Studies of Welfare Populations: Data Collection and Research Issues. Summary and Conclusions

06/01/2002

This chapter has explored measures of heterogeneity of the AFDC caseload in the 1980s and early 1990s based on patterns of AFDC participation and has investigated which of those measures are predictive of labor market potential and a few other sociodemographic characteristics. The analysis shows that the single most consistent predictor of those characteristics is the total amount of time a woman has been on welfare. However, whether that time arises from a larger number of shorter spells, or a smaller number of longer spells, is less consistently important; that is, neither turnover per se nor the length of individual spells of welfare receipt is always related to labor market characteristics holding constant the total time the individual has been on welfare. Relatedly, the analysis shows that classifying recipients into two groups is a useful predictor of labor market potential: short-termers who participate in welfare only occasionally and for short periods, and all others. However, among the latter group, whether an individual is a cycler who moves on and off the rolls frequently or a long-termer who has long, uninterrupted periods of welfare receipt, is not a consistent predictor of labor market potential. Further, when it is, it appears that cyclers have lower potential than long-termers.

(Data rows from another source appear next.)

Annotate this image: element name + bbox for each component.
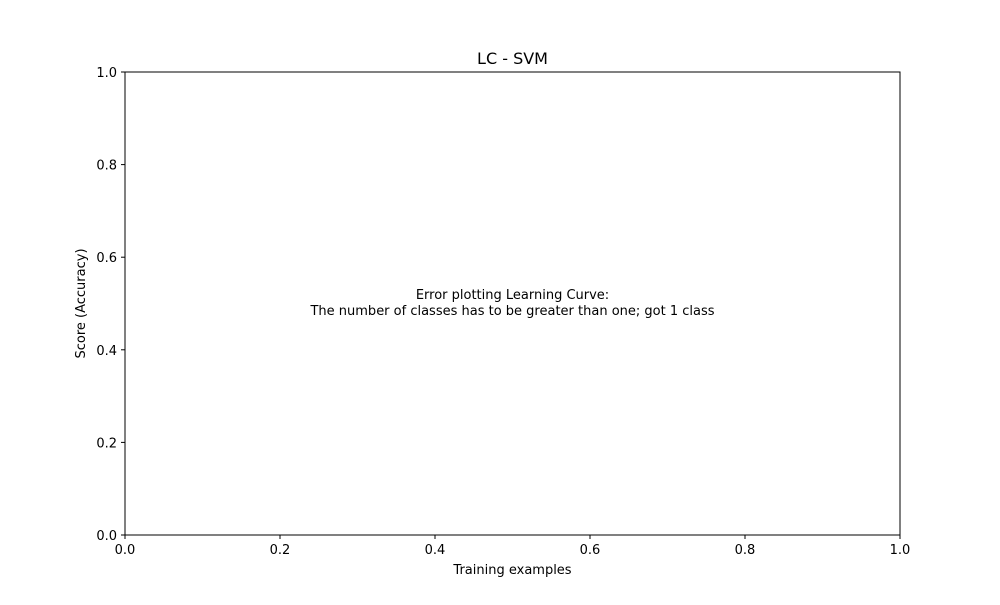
y-tick-label: 0.6 [96, 251, 117, 266]
y-axis-ticks: 0.0 0.2 0.4 0.6 0.8 1.0 [96, 66, 125, 544]
y-tick-label: 0.2 [96, 436, 117, 451]
x-tick-label: 0.6 [580, 543, 601, 558]
axes-frame [124, 71, 901, 536]
y-axis-label: Score (Accuracy) [74, 248, 89, 358]
plot-area: 0.0 0.2 0.4 0.6 0.8 1.0 0.0 0.2 0.4 0.6 0.8 1.0 [96, 66, 910, 558]
chart-title: LC - SVM [477, 49, 548, 68]
y-tick-label: 0.8 [96, 159, 117, 174]
y-tick-label: 0.4 [96, 344, 117, 359]
x-tick-label: 0.2 [270, 543, 291, 558]
x-axis-ticks: 0.0 0.2 0.4 0.6 0.8 1.0 [115, 535, 911, 558]
x-axis-label: Training examples [452, 563, 571, 578]
y-tick-label: 0.0 [96, 529, 117, 544]
x-tick-label: 1.0 [890, 543, 911, 558]
x-tick-label: 0.4 [425, 543, 446, 558]
error-message-line-2: The number of classes has to be greater … [309, 304, 714, 319]
x-tick-label: 0.8 [735, 543, 756, 558]
error-message-line-1: Error plotting Learning Curve: [416, 288, 609, 303]
x-tick-label: 0.0 [115, 543, 136, 558]
y-tick-label: 1.0 [96, 66, 117, 81]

The finding that mobility per se matters less than expected, and that recipients with high turnover and those with low turnover (but with the same total-time-on) either look the same or differ in unexpected ways, runs contrary to the conventional model in which mobility is taken as a sign of higher-than-average labor market skill and hence earnings potential. It suggests that there must be some other reason for high rates of mobility, perhaps related to more intrinsic, possibly noneconomic, sources of instability in individuals' lives, or in administrative practices that cause churning, or related to some other factor. More investigation into this question would be a fruitful area of future research.

For welfare reform studies, the implication of the analysis is that heterogeneity is important but that its most important measure is the total time a recipient has been on welfare. This suggests that studies which estimate the impact of welfare reform should do so separately for groups with different amounts of total-time-on, and should break out short-term recipients from others. Leaver studies are one type of welfare reform research that could benefit from a separation of leaver outcomes by such characteristics.